I know this because that’s a big part of what the male dating advice out there teaches guys to do. To act all confident and Alpha.
Yes it is hard to act that way when you’re not used to it. But such behaviors can indeed be learned.
When a guy is motivated enough to get women in his life, he’ll do what he has to do to get there.
And if he’s a player, all he has to do is do it good enough to be convincing until you give up the goods.
So the first challenge you face in your desire for a confident Alpha male is how to verify this guy you’re finding attactive really is confident and not just faking it. He may actually be that whimpy weak nice guy you’re trying to filter out.
But there’s a second challenge you face with all this that’s even worse than the first. It might make you think again about filtering out that nice guy.
This one is really going to bother you but here goes.
Guys who are truly confident can still be the biggest jerks on the planet.
A lot of Alpha males are up on themselves and look down on everybody else. They don’t care about the people in their lives and do not know how to connect with you when you’re in a relationship with them.
At their most extreme they are narcissists. At their least extreme they are love avoidants.
So the problem is your baseline attraction for this type of guy makes you an easy victim of players, narcissists, and otherwise emotionally unavailable guys.
I know all this because while I was never a pure narcissist, I definitely was a love avoidant.
Love avoidants are people who can’t connect emotionally because they have a deep fear of intimacy.
I spent years in a relationship unable to feel and unable to do anything about it.
Unlike most avoidants I was aware something was wrong with me. I just didn’t have a clue what to do about it.
It is important to understand how love avoidants are created.
Usually we have a parent who leaches off us emotionally and looks to us for nurture instead of providing it.
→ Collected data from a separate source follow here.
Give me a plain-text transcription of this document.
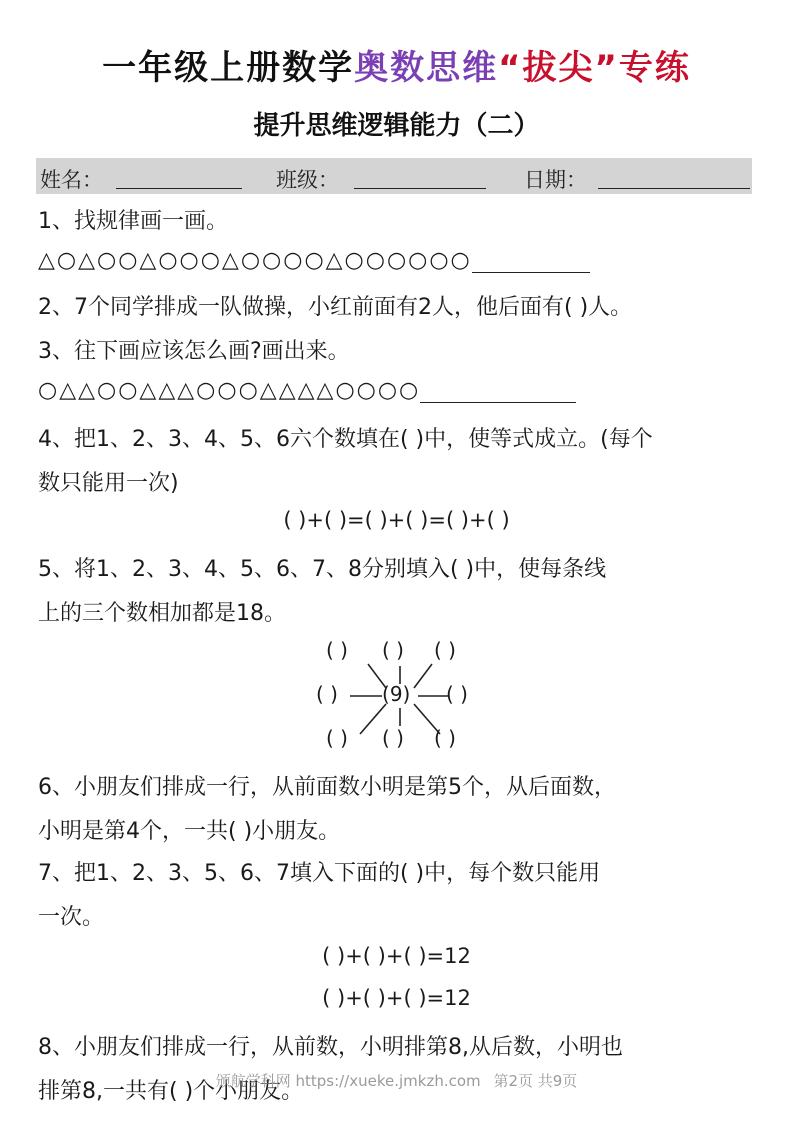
一年级上册数学奥数思维“拔尖”专练
提升思维逻辑能力（二）
姓名：	班级：	日期：
1、找规律画一画。
△○△○○△○○○△○○○○△○○○○○○
2、7个同学排成一队做操，小红前面有2人，他后面有( )人。
3、往下画应该怎么画?画出来。
○△△○○△△△○○○△△△△○○○○
4、把1、2、3、4、5、6六个数填在( )中，使等式成立。(每个
数只能用一次)
( )+( )=( )+( )=( )+( )
5、将1、2、3、4、5、6、7、8分别填入( )中，使每条线
上的三个数相加都是18。
( ) ( ) ( )
( ) (9) ( )
( ) ( ) ( )
6、小朋友们排成一行，从前面数小明是第5个，从后面数，
小明是第4个，一共( )小朋友。
7、把1、2、3、5、6、7填入下面的( )中，每个数只能用
一次。
( )+( )+( )=12
( )+( )+( )=12
8、小朋友们排成一行，从前数，小明排第8,从后数，小明也
排第8,一共有( )个小朋友。
颁航学科网 https://xueke.jmkzh.com 第2页 共9页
In my case my mom didn’t feel loved in her relationship with my dad so she “had a baby” to give herself love in her life.
And I did that.
I spent most of my life being the one she looked to for strength, advice, and nourishment.
I genuinely loved my mom. But it was only when I finally came to grips with being a love avoidant and began changing, that I finally recognized the dynamic of our relationship.
While that dynamic taught me to be strong for a “weak woman,” it also showed me that connection meant being drained and having the energy sucked out of me.
So I learned to withdraw and hold myself back from true intimacy.
I became avoidant.
Maybe you can identify with what I’m saying here, either because you’re a person who has trouble connecting and being emotionally open with your partner, or you’re with someone who is like this.
It’s hard to recognize this in yourself and it’s even harder to change when you’ve recognized it.
But it’s doable. I did it.
I can help you or your partner do it too. If you would like to talk about this some time let’s connect!
But girls here’s the big thing you need to know about this in your dating life as you’re looking for “Mr Right.”
Being an avoidant made me appear very strong and confident. I looked exactly like the kind of guy you girls always say you want. The guy your baseline attraction calls for. The Alpha male.
But as my partner found out, I was exactly the wrong guy to enter a relationship with. And with what I’ve come to understand about myself, I believe she should have left me very early on.
Because all that apparent strength and confidence had come at a price.
My inability to connect.
You see girls because nature has wired you to want a strong, confident guy to come along and sweep you off your feet and make you feel safe and secure, you’ve been set up for a lot of potential pain and misery.
Because usually the guy who is strong and confident is like that precisely because he isn’t emotionally available. The reason he can “handle the world” is he can’t feel for you like you’ll want him to feel.
I’m not going to give you any answer to this problem today.
I just want you to be aware that despite how you feel about this kind of guy, you might not really want a confident Alpha male after all.
You may be getting much more than you bargained for (or much less depending on how you look at it)!
What do you think girls? Can you share any experiences that confirm what I’m saying here?